Le due maggiori acciaierie dell'Iran, la Khuzestan Steel Company e la Mobarakeh Steel Company, confermano che ci vorranno mesi per tornare a produrre acciaio, materiale essenziale per l'industria delle armi
Il primo ministro israeliano, Benjamin Netanyahu, ha dichiarato venerdì che il Paese ha distrutto circa il 70 per cento della capacità di produzione di acciaio dell'Iran, ostacolando in modo significativo la sua capacità di produrre armi.
L'acciaio è un materiale strategicamente importante utilizzato nella produzione industriale e militare, inclusa quella di missili, droni e navi.
"Insieme ai nostri amici statunitensi, continuiamo a schiacciare il regime del terrore in Iran. Stiamo eliminando i comandanti, bombardando ponti e infrastrutture", ha dichiarato Netanyahu in un videomessaggio.
"Negli ultimi giorni, l'aviazione ha distrutto il 70 per cento della capacità di produzione di acciaio dell'Iran", ha aggiunto.
"Questo è un risultato straordinario che priva le Guardie Rivoluzionarie sia delle risorse finanziarie che della capacità di produrre molte armi".
Le due più grandi acciaierie iraniane sono state messe fuori uso da diverse ondate di attacchi aerei statunitensi e israeliani.
La Khuzestan Steel Company e la Mobarakeh Steel Company hanno dichiarato che ci vorranno mesi per ristrutturare gli impianti.
La giornata di venerdì è iniziata con Israele che ha dichiarato di essere sotto attacco da una nuova raffica di missili iraniani.
Un missile a grappolo iraniano ha causato danni a case e automobili, secondo i servizi di emergenza israeliani, mentre una stazione ferroviaria di Tel Aviv è stata danneggiata da schegge e detriti.
Gli attacchi iraniani sono arrivati mentre il presidente degli Stati Uniti Donald Trump ha dichiarato in un post su Truth che l'esercito statunitense "non ha ancora iniziato a distruggere ciò che resta in Iran. I ponti saranno i prossimi, poi le centrali elettriche!". Poche ore prima Trump aveva affermato che il ponte più alto dell'Iran era stato distrutto.
L'attacco ha ucciso otto persone e ne ha ferite almeno 95, secondo le autorità locali.
Il ministro degli Esteri iraniano Abbas Araghchi ha scritto in un post sui social che "colpire strutture civili, compresi i ponti incompiuti, non costringerà gli iraniani ad arrendersi".
Gli attacchi di entrambe le parti hanno preso sempre più di mira siti economici e industriali, sollevando il timore di una più ampia interruzione delle forniture energetiche globali.
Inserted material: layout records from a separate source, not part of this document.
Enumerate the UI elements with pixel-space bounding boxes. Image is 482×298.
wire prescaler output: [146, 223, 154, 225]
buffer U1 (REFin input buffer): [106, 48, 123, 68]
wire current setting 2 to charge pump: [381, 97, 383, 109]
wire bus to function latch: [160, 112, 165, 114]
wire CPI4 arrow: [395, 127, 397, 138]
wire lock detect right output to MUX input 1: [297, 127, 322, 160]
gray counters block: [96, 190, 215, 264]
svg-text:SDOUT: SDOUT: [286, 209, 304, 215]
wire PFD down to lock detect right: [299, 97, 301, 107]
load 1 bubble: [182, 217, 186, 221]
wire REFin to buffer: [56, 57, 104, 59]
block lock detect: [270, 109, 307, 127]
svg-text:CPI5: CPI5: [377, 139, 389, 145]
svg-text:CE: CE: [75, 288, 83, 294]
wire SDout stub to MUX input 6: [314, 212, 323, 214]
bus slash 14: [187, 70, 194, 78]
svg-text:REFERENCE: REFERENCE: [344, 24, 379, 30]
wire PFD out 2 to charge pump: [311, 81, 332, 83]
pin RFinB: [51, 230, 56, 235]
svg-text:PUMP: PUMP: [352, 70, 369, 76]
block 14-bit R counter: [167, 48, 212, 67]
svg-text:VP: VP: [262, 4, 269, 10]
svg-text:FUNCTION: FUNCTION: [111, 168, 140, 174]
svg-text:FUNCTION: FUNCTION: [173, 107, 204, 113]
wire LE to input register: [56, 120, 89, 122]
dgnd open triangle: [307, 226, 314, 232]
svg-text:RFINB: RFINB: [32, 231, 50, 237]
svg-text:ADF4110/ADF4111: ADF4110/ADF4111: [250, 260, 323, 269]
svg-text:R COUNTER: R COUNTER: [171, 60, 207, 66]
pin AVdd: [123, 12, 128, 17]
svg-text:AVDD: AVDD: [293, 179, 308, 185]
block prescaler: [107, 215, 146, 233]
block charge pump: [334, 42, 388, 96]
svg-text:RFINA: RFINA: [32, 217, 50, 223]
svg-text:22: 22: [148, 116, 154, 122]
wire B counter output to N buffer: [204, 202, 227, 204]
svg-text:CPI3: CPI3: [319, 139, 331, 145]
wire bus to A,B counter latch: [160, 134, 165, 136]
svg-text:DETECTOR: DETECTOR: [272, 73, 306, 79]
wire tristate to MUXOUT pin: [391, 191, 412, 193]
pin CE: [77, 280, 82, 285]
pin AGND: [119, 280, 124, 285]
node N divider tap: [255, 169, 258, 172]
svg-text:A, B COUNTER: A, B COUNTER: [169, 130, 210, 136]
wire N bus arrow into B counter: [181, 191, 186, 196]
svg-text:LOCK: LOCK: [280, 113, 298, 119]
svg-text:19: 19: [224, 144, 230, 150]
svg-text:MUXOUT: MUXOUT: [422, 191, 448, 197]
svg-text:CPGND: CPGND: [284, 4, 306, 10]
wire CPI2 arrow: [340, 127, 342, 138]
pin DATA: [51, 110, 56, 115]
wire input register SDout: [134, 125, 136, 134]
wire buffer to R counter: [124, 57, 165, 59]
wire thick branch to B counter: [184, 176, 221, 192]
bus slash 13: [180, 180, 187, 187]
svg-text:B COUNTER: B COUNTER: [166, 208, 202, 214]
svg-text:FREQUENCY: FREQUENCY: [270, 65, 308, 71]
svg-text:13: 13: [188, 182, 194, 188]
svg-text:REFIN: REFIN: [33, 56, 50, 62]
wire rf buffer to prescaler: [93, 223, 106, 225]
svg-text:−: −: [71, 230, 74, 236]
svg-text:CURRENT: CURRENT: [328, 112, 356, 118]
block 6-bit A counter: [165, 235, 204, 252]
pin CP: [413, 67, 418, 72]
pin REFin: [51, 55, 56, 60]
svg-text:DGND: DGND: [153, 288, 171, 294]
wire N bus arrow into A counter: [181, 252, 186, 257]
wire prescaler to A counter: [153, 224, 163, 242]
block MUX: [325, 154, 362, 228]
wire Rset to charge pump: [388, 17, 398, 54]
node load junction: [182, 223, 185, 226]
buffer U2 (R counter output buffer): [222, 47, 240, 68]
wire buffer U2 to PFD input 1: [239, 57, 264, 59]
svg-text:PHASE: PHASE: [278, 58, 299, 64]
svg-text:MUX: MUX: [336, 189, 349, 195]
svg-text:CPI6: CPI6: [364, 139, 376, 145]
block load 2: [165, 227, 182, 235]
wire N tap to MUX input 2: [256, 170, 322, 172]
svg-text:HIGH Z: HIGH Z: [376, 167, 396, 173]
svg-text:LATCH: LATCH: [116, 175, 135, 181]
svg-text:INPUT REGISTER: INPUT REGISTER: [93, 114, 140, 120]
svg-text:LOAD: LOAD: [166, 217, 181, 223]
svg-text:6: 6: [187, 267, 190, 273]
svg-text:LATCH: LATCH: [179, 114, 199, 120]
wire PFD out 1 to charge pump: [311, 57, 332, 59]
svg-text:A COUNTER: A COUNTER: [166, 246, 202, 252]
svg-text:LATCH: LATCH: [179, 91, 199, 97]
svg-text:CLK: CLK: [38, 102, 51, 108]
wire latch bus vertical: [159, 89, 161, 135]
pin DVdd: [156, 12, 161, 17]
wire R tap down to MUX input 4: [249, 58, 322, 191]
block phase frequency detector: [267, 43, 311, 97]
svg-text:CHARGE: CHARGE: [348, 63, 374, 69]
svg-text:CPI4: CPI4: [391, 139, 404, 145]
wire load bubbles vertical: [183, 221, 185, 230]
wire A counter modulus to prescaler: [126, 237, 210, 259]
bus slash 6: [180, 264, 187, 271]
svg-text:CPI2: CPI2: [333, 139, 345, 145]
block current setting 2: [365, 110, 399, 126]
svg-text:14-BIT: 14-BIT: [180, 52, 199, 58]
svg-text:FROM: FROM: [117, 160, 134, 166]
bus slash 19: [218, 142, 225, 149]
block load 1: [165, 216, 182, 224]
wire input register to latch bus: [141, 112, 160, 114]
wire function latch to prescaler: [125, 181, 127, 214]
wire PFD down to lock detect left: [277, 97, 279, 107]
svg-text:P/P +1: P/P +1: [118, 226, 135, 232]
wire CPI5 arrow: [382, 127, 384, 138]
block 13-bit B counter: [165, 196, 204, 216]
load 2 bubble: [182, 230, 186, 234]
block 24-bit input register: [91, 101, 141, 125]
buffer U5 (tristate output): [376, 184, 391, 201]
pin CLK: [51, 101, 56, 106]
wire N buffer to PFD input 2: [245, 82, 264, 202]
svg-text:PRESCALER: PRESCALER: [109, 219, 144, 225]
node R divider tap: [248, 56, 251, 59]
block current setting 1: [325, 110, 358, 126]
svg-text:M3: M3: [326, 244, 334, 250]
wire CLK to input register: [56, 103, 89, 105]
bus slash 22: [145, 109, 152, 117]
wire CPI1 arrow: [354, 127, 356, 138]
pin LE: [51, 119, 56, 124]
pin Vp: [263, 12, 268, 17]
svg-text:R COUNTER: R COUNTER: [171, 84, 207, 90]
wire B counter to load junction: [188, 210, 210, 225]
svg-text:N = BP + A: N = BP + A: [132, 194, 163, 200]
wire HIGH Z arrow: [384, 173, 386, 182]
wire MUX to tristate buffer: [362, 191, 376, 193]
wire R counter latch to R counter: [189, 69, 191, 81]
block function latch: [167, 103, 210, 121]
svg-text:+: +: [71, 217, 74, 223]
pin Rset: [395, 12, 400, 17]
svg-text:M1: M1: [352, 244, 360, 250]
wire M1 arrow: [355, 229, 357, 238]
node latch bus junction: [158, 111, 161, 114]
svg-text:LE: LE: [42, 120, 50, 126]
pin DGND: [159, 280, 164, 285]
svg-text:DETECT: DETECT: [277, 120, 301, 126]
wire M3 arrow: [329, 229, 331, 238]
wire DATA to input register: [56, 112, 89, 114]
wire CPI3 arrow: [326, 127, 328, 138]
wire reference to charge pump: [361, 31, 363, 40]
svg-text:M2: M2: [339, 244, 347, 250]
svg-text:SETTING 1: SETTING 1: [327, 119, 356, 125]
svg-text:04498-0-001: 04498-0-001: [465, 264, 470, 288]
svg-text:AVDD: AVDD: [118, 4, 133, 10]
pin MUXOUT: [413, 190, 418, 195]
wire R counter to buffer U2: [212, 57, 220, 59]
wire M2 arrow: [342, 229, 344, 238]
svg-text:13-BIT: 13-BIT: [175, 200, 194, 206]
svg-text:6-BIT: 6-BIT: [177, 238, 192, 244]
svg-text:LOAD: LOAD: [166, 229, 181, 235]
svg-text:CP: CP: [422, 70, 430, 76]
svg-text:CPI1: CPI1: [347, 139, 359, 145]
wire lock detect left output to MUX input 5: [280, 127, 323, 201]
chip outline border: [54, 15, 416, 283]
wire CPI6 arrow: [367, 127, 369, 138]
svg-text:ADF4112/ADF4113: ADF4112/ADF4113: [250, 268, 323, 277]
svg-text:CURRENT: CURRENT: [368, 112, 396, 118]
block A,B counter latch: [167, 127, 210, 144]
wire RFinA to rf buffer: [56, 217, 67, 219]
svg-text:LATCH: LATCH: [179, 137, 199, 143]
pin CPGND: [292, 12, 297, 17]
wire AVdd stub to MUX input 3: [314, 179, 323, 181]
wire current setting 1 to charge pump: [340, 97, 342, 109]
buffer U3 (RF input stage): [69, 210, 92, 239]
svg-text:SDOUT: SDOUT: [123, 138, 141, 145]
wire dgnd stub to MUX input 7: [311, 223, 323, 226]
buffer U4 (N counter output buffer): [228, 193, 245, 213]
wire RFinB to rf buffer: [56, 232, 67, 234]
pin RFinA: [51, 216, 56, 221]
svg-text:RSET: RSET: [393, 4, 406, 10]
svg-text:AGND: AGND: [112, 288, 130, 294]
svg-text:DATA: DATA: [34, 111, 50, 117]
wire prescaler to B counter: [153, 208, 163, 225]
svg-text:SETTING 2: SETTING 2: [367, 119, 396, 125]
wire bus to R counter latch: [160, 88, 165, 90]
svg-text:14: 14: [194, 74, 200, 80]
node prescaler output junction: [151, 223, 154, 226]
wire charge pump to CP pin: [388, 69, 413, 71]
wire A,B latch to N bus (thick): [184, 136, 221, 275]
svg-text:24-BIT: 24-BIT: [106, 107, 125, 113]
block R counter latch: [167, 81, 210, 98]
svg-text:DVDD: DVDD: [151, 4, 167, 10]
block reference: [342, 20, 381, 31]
La guerra è iniziata più di un mese fa con gli attacchi statunitensi e israeliani all'Iran, scatenando una rappresaglia che ha esteso il conflitto a tutto il Medio Oriente, colpendo l'economia globale e milioni di persone in tutto il mondo.
Dallo Stretto di Hormuz passa un quinto del petrolio e del gas naturale liquefatto del mondo, e la navigazione è stata di fatto bloccata dall'Iran dall'inizio del conflitto. Le monarchie del Golfo hanno spinto per l'istituzione di una forza che assicuri il passaggio delle navi attraverso lo stretto, ma un voto delle Nazioni Unite al riguardo, previsto per venerdì, è stato rinviato.
Trump ha minacciato di bombardare l'Iran "riportandolo all'età della pietra" e ha avvertito che gli attacchi statunitensi si intensificheranno se Teheran non raggiungerà un accordo negoziale, mentre l'Iran ha giurato in risposta di compiere attacchi "devastanti" contro gli Stati Uniti e Israele.